2012 HOA To Do List: Exercise Due Diligence Before Executing Contracts

On a yearly basis, the boards of homeowners’ associations (“HOAs”) are faced with making important and sometimes costly decisions on behalf of the communities they govern. When retaining the services of professionals and vendors to provide services for your association – it’s essential to exercise due diligence to ensure your association is properly protected. Here are some important reminders:

Always review a contract before entering into it. Unfortunately, from time-to-time, association boards will enter into a contract without carefully reviewing the terms of the agreement. Sometimes this will occur when a board has built a relationship of trust with a particular professional or vendor. However, it’s important to understand that this relationship does not dispense with the obligation of directors to take the necessary action to make informed decisions on behalf of the communities they serve. 

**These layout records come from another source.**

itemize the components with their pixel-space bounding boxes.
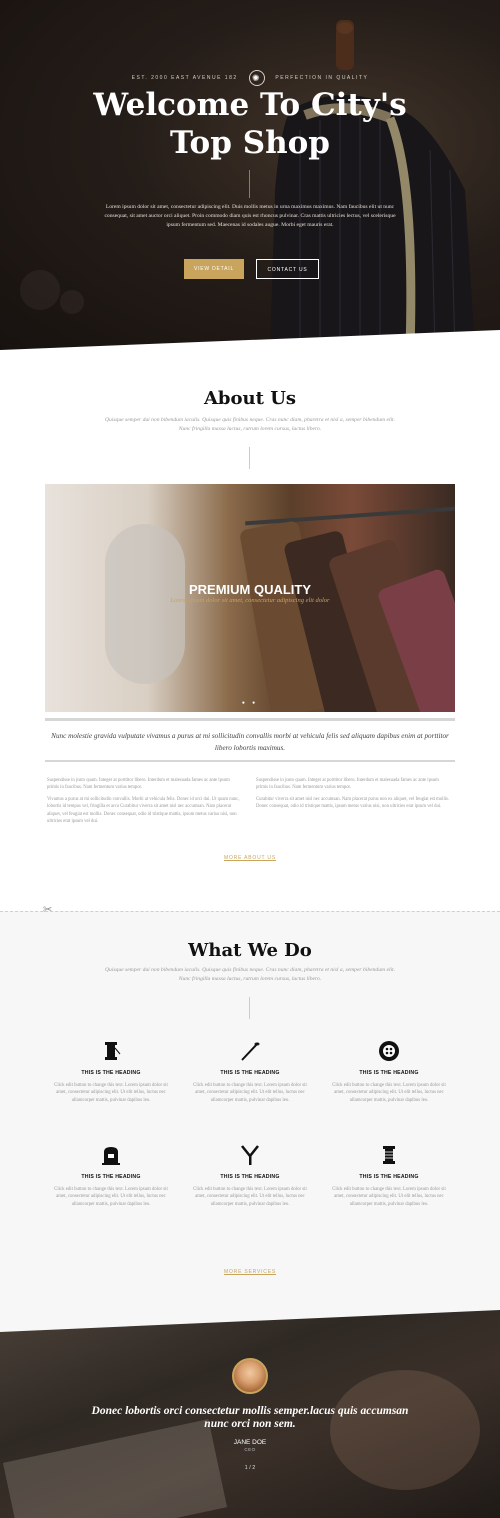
more-about-us-link[interactable]: MORE ABOUT US: [0, 855, 500, 861]
service-heading: THIS IS THE HEADING: [220, 1070, 280, 1076]
service-text: Click edit button to change this text. L…: [193, 1083, 307, 1103]
needle-icon: [241, 1042, 260, 1061]
service-item: THIS IS THE HEADING Click edit button to…: [190, 1144, 310, 1208]
service-heading: THIS IS THE HEADING: [359, 1174, 419, 1180]
about-col1-paragraph: Suspendisse in justo quam. Integer at po…: [47, 778, 230, 791]
service-item: THIS IS THE HEADING Click edit button to…: [51, 1040, 171, 1104]
slide-title: PREMIUM QUALITY: [188, 582, 312, 597]
dashed-cut-line: [0, 911, 500, 912]
service-heading: THIS IS THE HEADING: [220, 1174, 280, 1180]
about-col2-paragraph: Curabitur viverra sit amet nisl nec accu…: [256, 796, 450, 810]
quote-rule-bottom: [45, 760, 455, 762]
hero-title-line2: Top Shop: [170, 125, 330, 161]
about-divider: [249, 447, 250, 469]
about-quote: Nunc molestie gravida vulputate vivamus …: [51, 732, 449, 752]
testimonial-name: JANE DOE: [233, 1439, 267, 1446]
service-text: Click edit button to change this text. L…: [54, 1187, 168, 1207]
bobbin-icon: [383, 1146, 395, 1164]
slider-dots[interactable]: ● ●: [45, 701, 455, 706]
about-subtitle: Quisque semper dui non bibendum iaculis.…: [104, 417, 396, 432]
service-item: THIS IS THE HEADING Click edit button to…: [51, 1144, 171, 1208]
hero-topline-left: EST. 2000 EAST AVENUE 182: [131, 75, 238, 81]
premium-quality-slider[interactable]: PREMIUM QUALITY Lorem ipsum dolor sit am…: [45, 484, 455, 712]
service-item: THIS IS THE HEADING Click edit button to…: [190, 1040, 310, 1104]
testimonial-quote: Donec lobortis orci consectetur mollis s…: [91, 1405, 409, 1430]
testimonial-slant-divider: [0, 1310, 500, 1332]
slide-caption: Lorem ipsum dolor sit amet, consectetur …: [170, 597, 330, 604]
about-col1-paragraph: Vivamus a purus at mi sollicitudin conva…: [47, 796, 240, 825]
about-col2-paragraph: Suspendisse in justo quam. Integer at po…: [256, 778, 439, 791]
avatar: [232, 1358, 268, 1394]
testimonial-pager[interactable]: 1 / 2: [0, 1465, 500, 1471]
service-text: Click edit button to change this text. L…: [332, 1083, 446, 1103]
clothes-rail: [245, 506, 455, 526]
hero-topline-right: PERFECTION IN QUALITY: [275, 75, 369, 81]
seam-ripper-icon: [241, 1145, 259, 1165]
hero-divider: [249, 170, 250, 198]
services-divider: [249, 997, 250, 1019]
services-subtitle: Quisque semper dui non bibendum iaculis.…: [104, 967, 396, 982]
service-heading: THIS IS THE HEADING: [359, 1070, 419, 1076]
star-emblem-icon: ✺: [248, 70, 265, 86]
service-text: Click edit button to change this text. L…: [332, 1187, 446, 1207]
quote-rule-top: [45, 718, 455, 721]
testimonial-role: CEO: [244, 1447, 256, 1452]
hero-overlay: [0, 0, 500, 350]
service-heading: THIS IS THE HEADING: [81, 1070, 141, 1076]
about-column-right: Suspendisse in justo quam. Integer at po…: [256, 777, 451, 815]
about-title: About Us: [203, 388, 297, 409]
services-title: What We Do: [188, 940, 312, 961]
scissors-icon: ✂: [43, 904, 53, 916]
service-text: Click edit button to change this text. L…: [193, 1187, 307, 1207]
about-column-left: Suspendisse in justo quam. Integer at po…: [47, 777, 242, 829]
thread-spool-icon: [105, 1042, 121, 1060]
service-item: THIS IS THE HEADING Click edit button to…: [329, 1040, 449, 1104]
view-detail-button[interactable]: VIEW DETAIL: [184, 259, 244, 279]
more-services-link[interactable]: MORE SERVICES: [0, 1269, 500, 1275]
sewing-machine-icon: [102, 1147, 120, 1165]
hero-topline: EST. 2000 EAST AVENUE 182 ✺ PERFECTION I…: [0, 70, 500, 86]
hero-section: EST. 2000 EAST AVENUE 182 ✺ PERFECTION I…: [0, 0, 500, 350]
service-heading: THIS IS THE HEADING: [81, 1174, 141, 1180]
hero-title-line1: Welcome To City's: [93, 87, 407, 123]
contact-us-button[interactable]: CONTACT US: [256, 259, 319, 279]
hero-slant-divider: [0, 330, 500, 350]
service-text: Click edit button to change this text. L…: [54, 1083, 168, 1103]
service-item: THIS IS THE HEADING Click edit button to…: [329, 1144, 449, 1208]
hero-title: Welcome To City's Top Shop: [0, 86, 500, 162]
hero-lead-text: Lorem ipsum dolor sit amet, consectetur …: [104, 204, 396, 228]
button-icon: [379, 1041, 399, 1061]
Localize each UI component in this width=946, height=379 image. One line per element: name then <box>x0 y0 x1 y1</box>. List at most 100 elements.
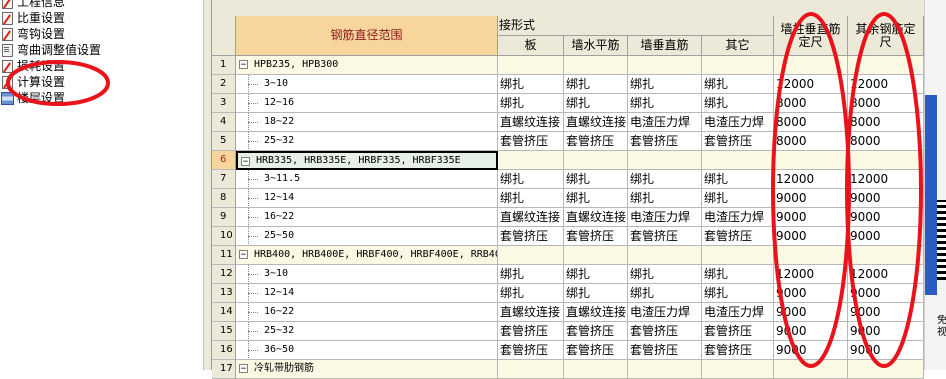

Obtain legal review before entering into significant contracts. Not having legal counsel review contracts where significant money will be spent by the association and significant work will be performed by the contractor – is penny wise and pound foolish. This is particularly true with construction contracts and significant vendor contracts. Your legal counsel should be equipped to review and negotiate terms regarding things like: scope of work, payment terms, insurance requirements, warranty requirements, indemnification, lien waivers, default and termination of the agreement.   

 

Don’t assume terms of contracts are not subject to negotiation. Sometimes vendors will tell boards that the terms of their contract are not negotiable. While there may be particular provisions a vendor is not willing to budge on – don’t assume this is the case. If there are provisions a vendor will not negotiate, boards need to consider whether this is a deal breaker for their association. In making this decision, it may be wise to seek advice from legal counsel or other related experts. 

 

When conducting the business of your association, it’s important to remember that directors have a duty of care they must fulfill. This means that directors must give the business of their association the same degree of care and diligence that prudent persons would exercise in their own affairs under similar circumstances. The duty of care requires directors to invest time and attention to association business, make reasonable inquiry into association matters to enable informed decision-making and to take reasonable (not arbitrary and capricious) action.